Хромосомная теория Бовери -Саттона (также известная как хромосомная теория наследования или теория Саттона-Бовери ) — фундаментальная объединяющая теория генетики , которая определяет хромосомы как носителей генетического материала . [1] [2] [3] Он правильно объясняет механизм, лежащий в основе законов менделевской наследственности, путем идентификации хромосом с парными факторами (частицами), требуемыми законами Менделя. В нем также говорится, что хромосомы представляют собой линейные структуры, гены которых расположены в определенных участках, называемых локусами . [2]
Он просто утверждает, что хромосомы, которые присутствуют во всех делящихся клетках и передаются от одного поколения к другому, являются основой всей генетической наследственности. С течением времени случайная мутация приводит к изменениям в последовательности ДНК гена. Гены расположены в хромосомах.
«1. Хромосомная группа пресинаптических зародышевых клеток состоит из двух эквивалентных хромосомных серий, и существует веское основание для заключения, что одна из них является отцовской, а другая – материнской.
2. Процесс синапса (псевдо- редукция) состоит в объединении попарно гомологичных членов (т. е. соответствующих по размеру) двух серий.
3. Первый постсинаптический или митоз созревания является эквационным и, следовательно, не приводит к хромосомной дифференцировке.
4. Второй. постсинаптическое деление — это редукционное деление, приводящее к разделению хромосом, сконъюгированных в синапсе, и их отнесению к разным зародышевым клеткам.
5. Хромосомы сохраняют морфологическую индивидуальность на протяжении различных клеточных делений».
У. Саттон, Хромосомы в наследственности , 1903 г. [4]
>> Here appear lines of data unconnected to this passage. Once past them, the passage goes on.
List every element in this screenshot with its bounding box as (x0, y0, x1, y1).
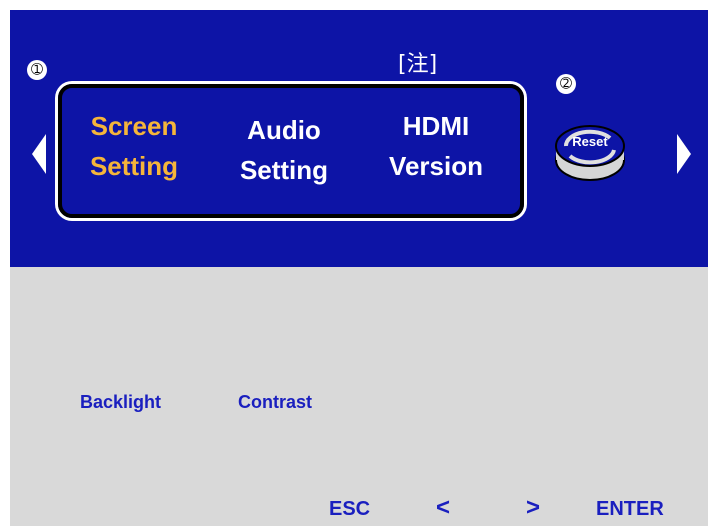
tab-audio-setting[interactable]: Audio Setting (222, 110, 346, 190)
enter-button[interactable]: ENTER (596, 498, 664, 521)
callout-marker-2: ➁ (556, 74, 576, 94)
tab-line-2: Setting (89, 151, 179, 181)
reset-button[interactable]: Reset (552, 120, 628, 186)
tab-line-2: Setting (239, 155, 329, 185)
prev-button[interactable]: < (436, 494, 450, 522)
next-button[interactable]: > (526, 494, 540, 522)
reset-icon (555, 125, 625, 181)
callout-marker-1: ➀ (27, 60, 47, 80)
tab-line-1: HDMI (402, 111, 470, 141)
tab-screen-setting[interactable]: Screen Setting (72, 106, 196, 186)
arrow-right-icon[interactable] (677, 134, 691, 174)
menu-item-backlight[interactable]: Backlight (80, 392, 161, 413)
menu-item-contrast[interactable]: Contrast (238, 392, 312, 413)
arrow-left-icon[interactable] (32, 134, 46, 174)
note-label: [注] (398, 52, 438, 77)
esc-button[interactable]: ESC (329, 498, 370, 521)
tab-line-1: Audio (247, 115, 321, 145)
tab-hdmi-version[interactable]: HDMI Version (374, 106, 498, 186)
tab-line-1: Screen (90, 111, 178, 141)
tab-line-2: Version (389, 151, 483, 181)
reset-label: Reset (572, 134, 608, 149)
Хромосомная теория наследственности возникла благодаря работам Уолтера Саттона в 1902 году [5] и 1903 года [6] , а также независимой работе Теодора Бовери примерно в тот же период. [7] Бовери изучал морских ежей и обнаружил, что для правильного эмбрионального развития должны присутствовать все хромосомы. [8] Работа Саттона с кузнечиками показала, что хромосомы встречаются в совпадающих парах материнских и отцовских хромосом, которые разделяются во время мейоза и «могут составлять физическую основу менделевского закона наследственности». [9]
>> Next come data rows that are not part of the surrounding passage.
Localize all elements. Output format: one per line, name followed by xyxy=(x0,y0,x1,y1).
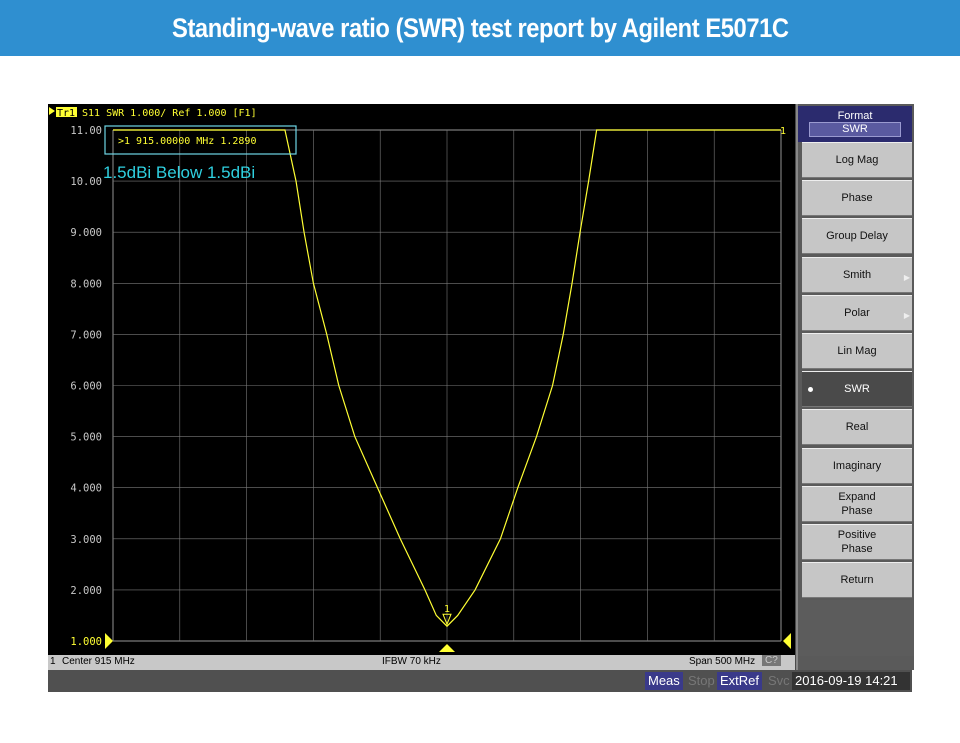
softkey-polar[interactable]: Polar ▶ xyxy=(802,294,912,331)
softkey-log-mag[interactable]: Log Mag xyxy=(802,142,912,178)
extref-indicator: ExtRef xyxy=(717,672,763,690)
reference-right-arrow-icon xyxy=(783,633,791,649)
softkey-label: SWR xyxy=(844,383,870,396)
softkey-panel: Format SWR Log Mag Phase Group Delay Smith ▶… xyxy=(796,104,914,670)
softkey-swr[interactable]: SWR xyxy=(802,371,912,408)
y-tick-label: 11.00 xyxy=(70,125,102,137)
y-tick-label: 3.000 xyxy=(70,534,102,546)
softkey-label: Polar xyxy=(844,306,870,319)
softkey-label: Return xyxy=(840,574,874,587)
trace-header: S11 SWR 1.000/ Ref 1.000 [F1] xyxy=(82,108,257,119)
menu-title: Format xyxy=(837,110,873,122)
ifbw[interactable]: IFBW 70 kHz xyxy=(382,656,441,667)
softkey-label: Group Delay xyxy=(826,230,888,243)
instrument-status-bar: Meas Stop ExtRef Svc 2016-09-19 14:21 xyxy=(48,670,912,692)
selected-dot-icon xyxy=(808,387,813,393)
stop-indicator: Stop xyxy=(688,673,715,688)
y-tick-label: 6.000 xyxy=(70,381,102,393)
y-tick-label: 7.000 xyxy=(70,329,102,341)
report-title-text: Standing-wave ratio (SWR) test report by… xyxy=(171,13,789,43)
cal-status: C? xyxy=(762,655,781,666)
analyzer-window: Tr1 S11 SWR 1.000/ Ref 1.000 [F1] 11.00 1… xyxy=(48,104,914,692)
channel-number: 1 xyxy=(50,656,56,667)
softkey-label: Phase xyxy=(841,192,873,205)
softkey-label: Imaginary xyxy=(832,459,882,472)
softkey-label: Smith xyxy=(842,268,872,281)
softkey-smith[interactable]: Smith ▶ xyxy=(802,256,912,293)
report-title: Standing-wave ratio (SWR) test report by… xyxy=(0,0,960,56)
softkey-label: Positive Phase xyxy=(837,529,877,555)
y-tick-label: 9.000 xyxy=(70,227,102,239)
softkey-positive-phase[interactable]: Positive Phase xyxy=(802,524,912,560)
plot-screen: Tr1 S11 SWR 1.000/ Ref 1.000 [F1] 11.00 1… xyxy=(48,104,795,670)
softkey-label: Lin Mag xyxy=(837,345,877,357)
meas-indicator: Meas xyxy=(645,672,683,690)
trace-label[interactable]: Tr1 xyxy=(57,108,75,119)
annotation-label: 1.5dBi Below 1.5dBi xyxy=(103,163,255,182)
y-tick-label: 1.000 xyxy=(70,636,102,648)
softkey-expand-phase[interactable]: Expand Phase xyxy=(802,485,912,522)
trace-end-label: 1 xyxy=(780,126,786,137)
channel-status-bar: 1 Center 915 MHz IFBW 70 kHz Span 500 MH… xyxy=(48,655,795,670)
softkey-real[interactable]: Real xyxy=(802,409,912,446)
reference-left-arrow-icon xyxy=(105,633,113,649)
datetime: 2016-09-19 14:21 xyxy=(792,672,910,690)
y-tick-label: 8.000 xyxy=(70,278,102,290)
y-tick-label: 5.000 xyxy=(70,432,102,444)
softkey-label: Real xyxy=(845,421,869,434)
softkey-label: Log Mag xyxy=(835,154,879,166)
submenu-arrow-icon: ▶ xyxy=(903,272,910,282)
softkey-label: Expand Phase xyxy=(838,490,876,517)
y-tick-label: 2.000 xyxy=(70,585,102,597)
marker-position-icon xyxy=(439,644,455,652)
submenu-arrow-icon: ▶ xyxy=(903,310,910,320)
softkey-return[interactable]: Return xyxy=(802,562,912,599)
softkey-phase[interactable]: Phase xyxy=(802,180,912,217)
span-frequency[interactable]: Span 500 MHz xyxy=(689,656,755,667)
softkey-group-delay[interactable]: Group Delay xyxy=(802,218,912,255)
y-tick-label: 4.000 xyxy=(70,483,102,495)
y-tick-label: 10.00 xyxy=(70,176,102,188)
svc-indicator: Svc xyxy=(768,673,790,688)
active-trace-arrow-icon xyxy=(49,107,55,115)
selected-format: SWR xyxy=(809,122,901,137)
softkey-lin-mag[interactable]: Lin Mag xyxy=(802,333,912,369)
softkey-blank xyxy=(798,600,914,656)
softkey-imaginary[interactable]: Imaginary xyxy=(802,447,912,484)
format-menu-header: Format SWR xyxy=(798,106,912,142)
marker-readout: >1 915.00000 MHz 1.2890 xyxy=(118,136,256,147)
swr-chart: Tr1 S11 SWR 1.000/ Ref 1.000 [F1] 11.00 1… xyxy=(49,107,791,652)
marker-label: 1 xyxy=(444,604,450,615)
center-frequency[interactable]: Center 915 MHz xyxy=(62,656,135,667)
Эта новаторская работа побудила Э. Б. Уилсона в своем классическом труде назвать хромосомную теорию наследственности «теорией Саттона-Бовери». [10] Уилсон был близок с обоими мужчинами, поскольку молодой Саттон был его учеником, а известный Бовери был его другом (фактически, Уилсон посвятил вышеупомянутую книгу Бовери). Хотя приоритет именования сейчас часто меняется на «Бовери-Саттон», есть некоторые, кто утверждает, что Бовери фактически не сформулировал теорию до 1904 года. [11]
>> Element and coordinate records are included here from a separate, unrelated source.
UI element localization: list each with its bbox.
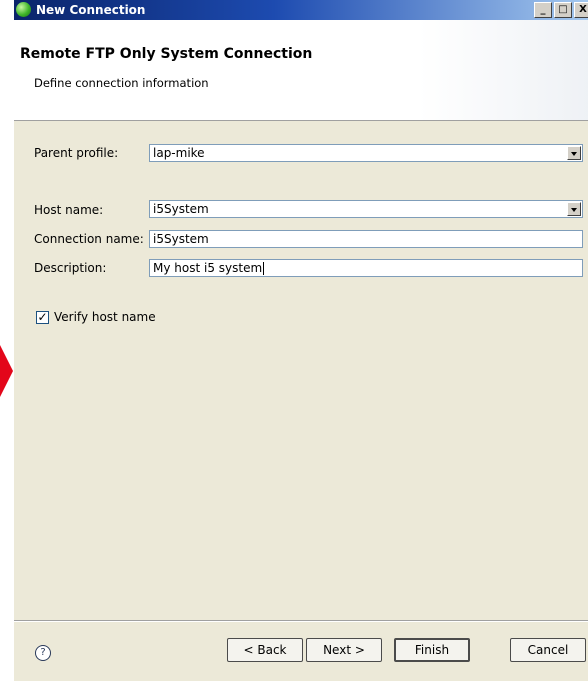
title-bar[interactable]: New Connection _ □ X [14,0,588,20]
description-label: Description: [34,261,107,275]
connection-name-field[interactable]: i5System [149,230,583,248]
window-title: New Connection [36,3,146,17]
maximize-button[interactable]: □ [554,2,572,18]
connection-name-value: i5System [153,232,209,246]
parent-profile-label: Parent profile: [34,146,119,160]
app-icon [16,2,31,17]
description-value: My host i5 system [153,261,263,275]
back-button[interactable]: < Back [227,638,303,662]
minimize-button[interactable]: _ [534,2,552,18]
text-cursor [263,262,265,275]
close-button[interactable]: X [574,2,588,18]
button-bar-separator [14,620,588,622]
chevron-down-icon[interactable] [567,202,581,216]
connection-name-label: Connection name: [34,232,144,246]
next-button[interactable]: Next > [306,638,382,662]
host-name-combo[interactable]: i5System [149,200,583,218]
red-arrow-indicator [0,345,13,397]
window-controls: _ □ X [534,2,588,18]
description-field[interactable]: My host i5 system [149,259,583,277]
host-name-value: i5System [153,202,209,216]
parent-profile-combo[interactable]: lap-mike [149,144,583,162]
wizard-header: Remote FTP Only System Connection Define… [14,20,588,121]
cancel-button[interactable]: Cancel [510,638,586,662]
chevron-down-icon[interactable] [567,146,581,160]
parent-profile-value: lap-mike [153,146,205,160]
finish-button[interactable]: Finish [394,638,470,662]
new-connection-dialog: New Connection _ □ X Remote FTP Only Sys… [14,0,588,681]
wizard-title: Remote FTP Only System Connection [20,46,313,62]
wizard-description: Define connection information [34,76,209,90]
verify-host-checkbox[interactable]: ✓ [36,311,49,324]
host-name-label: Host name: [34,203,104,217]
verify-host-label[interactable]: Verify host name [54,310,156,324]
help-icon[interactable]: ? [35,645,51,661]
Предположение о том, что хромосомы несут факторы менделевской наследственности, первоначально было спорным, но в 1905 году оно получило мощную поддержку, когда Нетти Стивенс показала, что «добавочная хромосома» сперматозоидов мучных червей имеет решающее значение в половой идентичности потомства [12] [ 12]. 13] открытие, поддержанное ее наставником Э. Б. Уилсоном . [14] Позже Элеонора Карозерс задокументировала убедительные доказательства независимого ассортимента хромосом у одного из видов кузнечиков. [15] Дебаты продолжались, однако, до 1915 года, когда работа Томаса Ханта Моргана по наследственности и генетическому сцеплению у плодовой мушки Drosophila melanogaster предоставила неопровержимые доказательства этого предложения. [1] [ нужен лучший источник ] [3] Объединяющая теория утверждала, что закономерности наследования в целом можно объяснить, предположив, что гены расположены в определенных участках хромосом.